Le troisième signe d’identité est l’automaticité. Comme nous respectons et admettons l’autonomie de chaque système et reconnaissons que nos pairs sont égaux, nous donnons notre aide sans mettre d’obstacles. La reconnaissance mutuelle a fulminé les causes que les États pourraient opposer à la coopération.

La quatrième caractéristique est la division du travail. C’est l’aspect clé pour comprendre pourquoi ce système rapide et efficace ne néglige pas les droits et les garanties, que chaque juge doit s’assurer d’accomplir et est basé sur la confiance mutuelle.

L’idée selon laquelle les juges européens devraient modifier le cadre d’action ou même puissent prendre le dessus sur d’autres juges est totalement contraire aux principes fondamentaux et à l’esprit de reconnaissance mutuelle. La dernière chose que devrait faire un juge à qui l’on demande sa collaboration est d’agir comme une sorte de censeur de son homologue ou de son système juridique.
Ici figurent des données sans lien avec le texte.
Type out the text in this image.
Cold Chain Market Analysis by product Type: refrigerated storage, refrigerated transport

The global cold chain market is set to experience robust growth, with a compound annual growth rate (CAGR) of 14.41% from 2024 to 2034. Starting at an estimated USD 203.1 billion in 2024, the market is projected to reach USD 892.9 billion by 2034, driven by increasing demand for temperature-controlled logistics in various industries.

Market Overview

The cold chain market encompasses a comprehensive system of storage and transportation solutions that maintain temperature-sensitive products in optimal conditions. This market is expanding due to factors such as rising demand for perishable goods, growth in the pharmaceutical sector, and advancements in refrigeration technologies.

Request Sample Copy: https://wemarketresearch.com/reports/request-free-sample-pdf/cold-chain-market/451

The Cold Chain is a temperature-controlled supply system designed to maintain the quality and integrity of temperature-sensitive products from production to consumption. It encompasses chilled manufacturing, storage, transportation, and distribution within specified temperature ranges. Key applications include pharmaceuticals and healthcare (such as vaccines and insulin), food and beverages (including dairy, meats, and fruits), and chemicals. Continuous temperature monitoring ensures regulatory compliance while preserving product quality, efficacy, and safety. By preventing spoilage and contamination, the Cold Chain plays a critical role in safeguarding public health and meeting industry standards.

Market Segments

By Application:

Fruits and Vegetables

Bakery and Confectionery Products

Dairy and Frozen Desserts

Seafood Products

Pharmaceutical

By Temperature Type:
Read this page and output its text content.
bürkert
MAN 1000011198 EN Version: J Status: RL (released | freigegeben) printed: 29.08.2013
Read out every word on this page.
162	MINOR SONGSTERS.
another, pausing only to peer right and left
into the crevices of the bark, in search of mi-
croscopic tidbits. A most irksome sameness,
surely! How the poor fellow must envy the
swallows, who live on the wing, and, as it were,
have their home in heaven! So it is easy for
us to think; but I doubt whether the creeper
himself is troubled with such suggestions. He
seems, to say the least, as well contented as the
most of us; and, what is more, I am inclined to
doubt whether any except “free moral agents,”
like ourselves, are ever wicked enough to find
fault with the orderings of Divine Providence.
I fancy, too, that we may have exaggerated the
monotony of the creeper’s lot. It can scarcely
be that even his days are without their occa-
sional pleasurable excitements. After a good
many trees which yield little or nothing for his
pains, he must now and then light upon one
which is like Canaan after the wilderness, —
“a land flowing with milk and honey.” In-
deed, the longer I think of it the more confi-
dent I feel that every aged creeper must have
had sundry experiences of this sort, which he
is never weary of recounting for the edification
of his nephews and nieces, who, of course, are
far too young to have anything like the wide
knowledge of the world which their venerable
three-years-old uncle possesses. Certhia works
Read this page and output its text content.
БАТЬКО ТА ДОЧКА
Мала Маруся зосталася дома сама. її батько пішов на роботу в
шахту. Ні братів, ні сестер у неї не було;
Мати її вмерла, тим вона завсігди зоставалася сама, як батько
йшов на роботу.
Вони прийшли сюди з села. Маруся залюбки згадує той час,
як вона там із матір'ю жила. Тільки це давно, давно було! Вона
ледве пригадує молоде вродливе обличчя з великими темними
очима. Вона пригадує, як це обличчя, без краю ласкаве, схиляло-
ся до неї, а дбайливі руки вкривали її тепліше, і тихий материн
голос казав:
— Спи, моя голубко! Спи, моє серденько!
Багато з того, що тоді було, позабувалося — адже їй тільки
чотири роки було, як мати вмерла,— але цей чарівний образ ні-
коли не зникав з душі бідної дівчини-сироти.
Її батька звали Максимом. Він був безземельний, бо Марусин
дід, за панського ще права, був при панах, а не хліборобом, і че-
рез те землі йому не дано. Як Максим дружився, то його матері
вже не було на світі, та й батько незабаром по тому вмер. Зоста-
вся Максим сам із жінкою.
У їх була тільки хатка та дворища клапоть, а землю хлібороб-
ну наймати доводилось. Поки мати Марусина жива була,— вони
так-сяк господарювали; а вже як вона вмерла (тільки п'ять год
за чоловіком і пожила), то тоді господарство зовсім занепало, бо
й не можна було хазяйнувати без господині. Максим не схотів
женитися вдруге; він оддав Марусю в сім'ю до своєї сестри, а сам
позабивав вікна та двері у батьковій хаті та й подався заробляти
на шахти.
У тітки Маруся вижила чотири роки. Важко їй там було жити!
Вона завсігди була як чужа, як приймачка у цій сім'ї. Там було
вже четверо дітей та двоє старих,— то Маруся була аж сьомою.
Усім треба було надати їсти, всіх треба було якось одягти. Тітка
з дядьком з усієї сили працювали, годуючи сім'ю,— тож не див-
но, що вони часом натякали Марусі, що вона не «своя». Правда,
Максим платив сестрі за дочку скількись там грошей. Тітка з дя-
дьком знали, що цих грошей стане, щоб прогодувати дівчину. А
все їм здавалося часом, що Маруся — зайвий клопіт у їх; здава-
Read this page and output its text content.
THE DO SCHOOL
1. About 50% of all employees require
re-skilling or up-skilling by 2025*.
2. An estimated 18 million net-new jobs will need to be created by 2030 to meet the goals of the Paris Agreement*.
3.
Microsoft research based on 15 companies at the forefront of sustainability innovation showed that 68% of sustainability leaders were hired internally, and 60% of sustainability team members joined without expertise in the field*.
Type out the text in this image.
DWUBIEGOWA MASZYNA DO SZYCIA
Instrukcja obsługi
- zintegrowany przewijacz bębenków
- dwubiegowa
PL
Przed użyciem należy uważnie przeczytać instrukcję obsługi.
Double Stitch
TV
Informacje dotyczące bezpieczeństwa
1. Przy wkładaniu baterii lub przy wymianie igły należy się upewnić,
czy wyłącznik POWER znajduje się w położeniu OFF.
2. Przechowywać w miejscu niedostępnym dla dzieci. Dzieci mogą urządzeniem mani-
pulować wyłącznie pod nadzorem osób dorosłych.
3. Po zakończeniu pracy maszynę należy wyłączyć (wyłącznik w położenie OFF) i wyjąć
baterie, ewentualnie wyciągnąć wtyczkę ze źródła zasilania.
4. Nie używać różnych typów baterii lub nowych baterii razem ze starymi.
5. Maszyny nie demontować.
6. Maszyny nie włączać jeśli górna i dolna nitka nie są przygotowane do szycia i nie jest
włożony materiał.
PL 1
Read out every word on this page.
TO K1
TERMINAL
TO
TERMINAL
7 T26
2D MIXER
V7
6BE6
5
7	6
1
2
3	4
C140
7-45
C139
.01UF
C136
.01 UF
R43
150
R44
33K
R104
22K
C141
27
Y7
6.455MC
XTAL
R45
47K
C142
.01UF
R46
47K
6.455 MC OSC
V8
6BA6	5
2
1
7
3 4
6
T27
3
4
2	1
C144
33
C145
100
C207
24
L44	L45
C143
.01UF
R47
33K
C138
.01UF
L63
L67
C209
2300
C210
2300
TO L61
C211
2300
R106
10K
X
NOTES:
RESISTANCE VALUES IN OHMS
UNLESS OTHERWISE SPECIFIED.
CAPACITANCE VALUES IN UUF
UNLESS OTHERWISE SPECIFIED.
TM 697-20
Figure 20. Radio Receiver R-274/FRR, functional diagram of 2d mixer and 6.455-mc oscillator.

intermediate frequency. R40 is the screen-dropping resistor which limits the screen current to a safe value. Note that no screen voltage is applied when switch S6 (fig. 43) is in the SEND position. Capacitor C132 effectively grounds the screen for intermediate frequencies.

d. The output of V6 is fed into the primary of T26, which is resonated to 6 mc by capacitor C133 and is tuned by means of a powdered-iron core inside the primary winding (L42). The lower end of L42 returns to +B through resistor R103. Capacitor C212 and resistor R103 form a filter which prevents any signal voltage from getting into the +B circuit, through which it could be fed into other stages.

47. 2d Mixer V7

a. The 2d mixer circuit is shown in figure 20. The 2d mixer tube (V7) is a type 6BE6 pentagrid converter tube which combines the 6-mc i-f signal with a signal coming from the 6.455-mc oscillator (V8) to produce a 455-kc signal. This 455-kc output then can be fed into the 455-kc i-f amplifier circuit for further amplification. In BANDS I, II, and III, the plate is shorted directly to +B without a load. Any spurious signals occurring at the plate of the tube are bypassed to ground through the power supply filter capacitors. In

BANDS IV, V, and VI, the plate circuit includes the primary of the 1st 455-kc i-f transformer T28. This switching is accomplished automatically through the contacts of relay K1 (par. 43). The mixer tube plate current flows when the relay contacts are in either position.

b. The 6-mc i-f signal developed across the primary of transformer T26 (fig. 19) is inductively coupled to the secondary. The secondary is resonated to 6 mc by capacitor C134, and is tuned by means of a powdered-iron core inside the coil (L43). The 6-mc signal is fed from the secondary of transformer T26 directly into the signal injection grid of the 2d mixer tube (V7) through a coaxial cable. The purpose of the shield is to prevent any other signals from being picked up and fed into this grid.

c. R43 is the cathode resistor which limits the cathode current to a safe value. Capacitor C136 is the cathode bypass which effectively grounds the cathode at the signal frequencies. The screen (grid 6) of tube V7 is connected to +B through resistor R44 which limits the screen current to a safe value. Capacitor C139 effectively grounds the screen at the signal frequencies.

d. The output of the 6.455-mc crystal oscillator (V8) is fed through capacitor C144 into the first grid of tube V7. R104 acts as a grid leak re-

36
En réalité il ne s’agit pas que les juges, dans le système de reconnaissance mutuelle, puissent coopérer, mais qu’ils ont l’obligation de coopérer. La coopération est la règle et le refus de coopérer est l’exception.

La méthode de vérification pour savoir si les faits pour lesquels la coopération est demandée donnent lieu ou non à une infraction pénale en vertu du droit applicable n’est pas du tout claire. Dans la double incrimination en particulier, le juge coopérant devient le premier juge de l’affaire, qui examine le cas conformément à son propre système juridique.

Il n’y a pratiquement pas de cas de syllogismes parfaits et automatiques. L’infraction de haute trahison du Code pénal allemand, qui dans l’abstrait est substantiellement identique à l’infraction du droit pénal espagnol, dépend d’une évaluation très complexe. Les débats et les interprétations judiciaires devraient être mis de côté aux fins de la notion de double incrimination, qui est traitée en coopération et appréciée de manière flexible. Aller plus loin dans l’analyse typique des faits est une interprétation qui contredit l’article 2.1.4. de la décision-cadre européenne parce qu’elle est contraire aux fondements de la reconnaissance mutuelle.

Je suis de ceux qui croient que les actions de Puigdemont et des autres accusés ne constituent pas un crime de rébellion. Mais c’est une question qui, d’après ce qui a été dit, doit être tranchée par les juges espagnols et non par d’autres personnes situées à des milliers de kilomètres des faits.

Adán Nieto est professeur de droit pénal à l’Université de Castilla-La Mancha.